Holder told Congress in 2013 that changes were needed to ease prison crowding and to avoid sending low-level or first-time defendants off to long prison terms in cases not involving violence.

Holder asked the U.S. Sentencing Commission to compile data for 2014, the first full year since the program was begun.

While the number of drug prosecutions fell, the commission found, the "severity" of the cases the government prosecuted went up. Minimum guideline sentences rose from 96 months in prison in 2013 to 98 months in 2014.

"Combined," Holder said, "this means that we prosecuted cases more smartly last year, doing fewer cases overall, but doing more serious crimes."

Holder acknowledged that several factors might have contributed to the drop in drug prosecutions; the number also fell the year before he launched his Smart on Crime plan. But he said the decline in the number of cases in which prosecutors pursued mandatory minimum sentences was a direct result of the new policy.


The Justice Department has also supported moves to help drug dealers who are already imprisoned to get their sentences reduced. Wyda said those initiatives have had a significant effect in Maryland, where a combination of measures have led judges to shave a total of 1,000 years off prison terms.

Wyda said there is no indication that the reduced sentences have led to more crime. Holder underscored that point Tuesday.

Overall crime has declined during the Obama administration, and Holder said it was the first time in more than 40 years that crime has fallen at the same time as the prison population has declined.

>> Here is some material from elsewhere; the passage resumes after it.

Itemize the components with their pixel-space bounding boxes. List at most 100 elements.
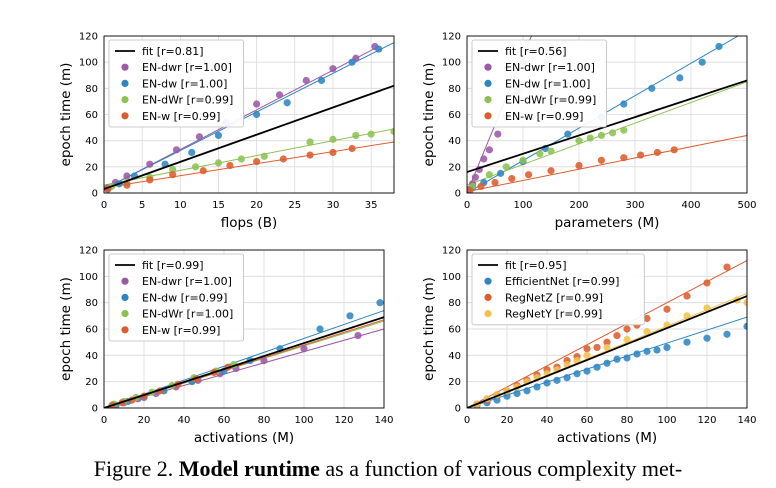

"All of this progress is remarkable, and all of it is noteworthy," he said.

The Brennan Center for Justice reported last week that locking up more people has had only a "limited impact" on the national crime rate.

The center said increased incarceration brought the crime rate down by a small margin in the 1990s, but after 2000 had a "negligible effect on crime."

The center found an increase in police officers and an aging population have had a greater impact on crime rates, and noted that several states have brought down both prison population and crime.

"This report amplifies what many on the left and the right have come to realize in recent years — mass incarceration is not working. It simply isn't necessary to reduce crime," said Inimai Chettiar, director of the center's Justice Program.

The center said Maryland was one of the few states that have seen both significant declines in incarceration rates and crime levels. But it described the state's efforts to change its criminal justice policies as "slow."